Last night I spoke at the Leadership Institute‘s Public Relations School on writing effective press releases. It’s a talk I’ve been giving since 2002, but since then it has obviously changed pretty considerably.
The most significant change has been in the forms a press release has taken. Eight years ago a basic press release was a one-page document written like a news story that was emailed and faxed to a media list, or distributed through a press release service.
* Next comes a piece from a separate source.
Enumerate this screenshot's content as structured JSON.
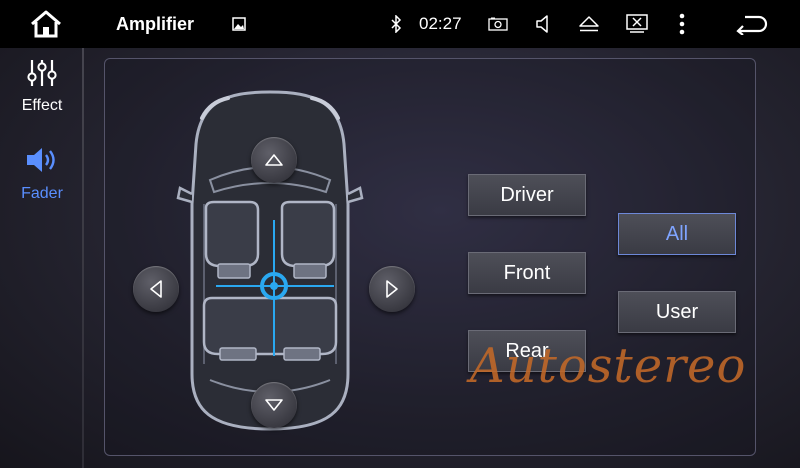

Today, through formats like social media releases, plus tools like easy blogging and media hosting platforms (like Flickr and YouTube), organizations and campaigns can augment their news releases with all kinds of extras.
And frankly, if they aren’t doing that, they’re missing out.
The media landscape has changed, too. Bloggers and power social network users can reach thousands of people. There’s no reason to wait for traditional media outlets to create content that can be picked up virally. The Washington Times mentioned how this helped insurgent candidates circumvent the media in upsetting candidates hand-picked by political parties:
Just as important, platforms such as YouTube have given long-shot candidates ways to circumvent political reporters reluctant to cover campaigns they don’t believe have much chance of success…Most prominent is Florida, where former House Speaker Marco Rubio, a darling of the “tea party” movement, had nearly 20 times the video views in late May as Gov. Charlie Crist, whom Republican leaders had recruited into the race. Mr. Crist has since fled the Republican Party to run as an independent.
One key element of public relations hasn’t changed, of course: the importance of having a strong, well-framed message. If a tree falls in the forest, and no one’s around to tweet about it, it won’t make the front page – but the tree has to fall first.